Extension cords are super handy at your place when you can’t reach the wall and sockets are just not close enough. But, mind you, you can’t plug in too many things at once because it might get ugly. Your life might be endangered. For this reason, fire departments are now warning people about the hidden dangers of extension cords.
Power strips and extension cords are words that are normally used interchangeably to describe a long electrical cord that has many plugs. However, most people are not aware that they are not necessarily the same as surge protectors. These will automatically cut off power when they get overloaded.
Although extension cords have a lot of sockets, it doesn’t mean they can handle just anything. They do have a limit of how much electricity they can take. If you plug the wrong thing into a power strip or extension cord, it may cost you your life.
When it gets freezing cold outside, the first thing most people do is turn up the heat. If they don’t have a fireplace or central heating, they use a space heater. These are very practical and take up minimal space. However, you must bear in mind that extension cords also heat up.
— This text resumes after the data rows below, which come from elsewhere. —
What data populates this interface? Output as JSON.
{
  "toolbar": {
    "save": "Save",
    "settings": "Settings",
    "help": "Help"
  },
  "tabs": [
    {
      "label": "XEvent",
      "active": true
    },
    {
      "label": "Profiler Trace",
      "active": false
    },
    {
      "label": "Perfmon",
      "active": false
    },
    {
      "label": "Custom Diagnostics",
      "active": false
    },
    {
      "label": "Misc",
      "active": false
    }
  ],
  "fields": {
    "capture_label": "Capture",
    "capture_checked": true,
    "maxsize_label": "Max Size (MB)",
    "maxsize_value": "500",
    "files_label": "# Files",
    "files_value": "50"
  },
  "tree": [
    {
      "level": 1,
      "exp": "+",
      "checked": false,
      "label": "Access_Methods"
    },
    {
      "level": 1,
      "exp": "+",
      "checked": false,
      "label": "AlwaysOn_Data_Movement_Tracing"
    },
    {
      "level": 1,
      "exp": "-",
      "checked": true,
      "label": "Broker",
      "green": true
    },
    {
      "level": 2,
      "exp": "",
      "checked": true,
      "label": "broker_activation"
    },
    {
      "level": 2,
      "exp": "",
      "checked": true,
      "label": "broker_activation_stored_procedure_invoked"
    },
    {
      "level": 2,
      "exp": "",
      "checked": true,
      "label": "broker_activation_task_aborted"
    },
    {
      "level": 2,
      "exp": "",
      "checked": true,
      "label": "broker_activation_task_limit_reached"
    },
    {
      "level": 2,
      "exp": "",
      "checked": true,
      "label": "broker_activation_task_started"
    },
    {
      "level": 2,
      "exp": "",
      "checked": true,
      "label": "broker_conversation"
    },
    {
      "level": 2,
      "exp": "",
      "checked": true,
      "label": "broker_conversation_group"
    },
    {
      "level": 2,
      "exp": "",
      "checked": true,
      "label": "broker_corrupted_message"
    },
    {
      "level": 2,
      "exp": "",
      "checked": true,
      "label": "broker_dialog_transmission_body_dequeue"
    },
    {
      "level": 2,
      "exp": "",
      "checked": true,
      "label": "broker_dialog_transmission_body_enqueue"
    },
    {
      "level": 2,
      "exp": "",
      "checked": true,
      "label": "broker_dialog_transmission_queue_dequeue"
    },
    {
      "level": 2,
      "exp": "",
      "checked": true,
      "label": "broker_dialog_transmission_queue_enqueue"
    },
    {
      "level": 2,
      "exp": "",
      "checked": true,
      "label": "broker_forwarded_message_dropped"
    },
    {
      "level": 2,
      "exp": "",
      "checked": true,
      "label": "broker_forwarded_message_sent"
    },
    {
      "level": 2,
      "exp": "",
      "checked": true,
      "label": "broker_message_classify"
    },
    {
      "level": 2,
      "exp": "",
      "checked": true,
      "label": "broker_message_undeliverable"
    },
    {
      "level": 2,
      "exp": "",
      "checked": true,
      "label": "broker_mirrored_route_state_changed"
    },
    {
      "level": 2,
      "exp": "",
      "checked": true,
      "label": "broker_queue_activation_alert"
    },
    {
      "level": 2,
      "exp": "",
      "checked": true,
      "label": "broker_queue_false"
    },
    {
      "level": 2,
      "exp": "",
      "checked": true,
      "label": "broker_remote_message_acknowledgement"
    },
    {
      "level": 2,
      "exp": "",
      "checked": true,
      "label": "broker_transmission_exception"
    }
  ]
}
Moreover, even if a space heater is the only thing plugged into the power strip, it can end up making your house much hotter than you expected.
The Umatilla County Fire District #1 in Oregon issued a public service announcement on Facebook about the consequences of combining power strips and space heaters.
“The weather is getting colder, and people are pulling out their space heaters. We just wanted to remind you that you should NEVER plug a heater into a power strip. These units are not designed to handle the high current flow needed for a space heater and can overheat or even catch fire due to the added energy flow. Please share and stay safe this Winter season.”
Surprisingly, firemen can also forget about the proper use of power strips. The same fire department that posted the PSA also uploaded another photo you can see below. Their warning is that even the best-quality equipment can fail when misused.
Rachel Rothman, the chief technologist at the Good Housekeeping Institute also added:
“You should definitely not use an extension cord or power strip, which could easily overheat. And you really shouldn’t plug any other electrical devices into the same outlet as the heater for safety reasons.”
According to the National Safety Fire Administration, half of all heating home fires happen in December, January, and February. Moreover, from 2009 to 2013, there were 56,000 more home fires than usual.
If you have a space heater, make sure it’s been third-party tested by an independent lab, like UL. If you don’t see a UL rating on the box, do not buy it.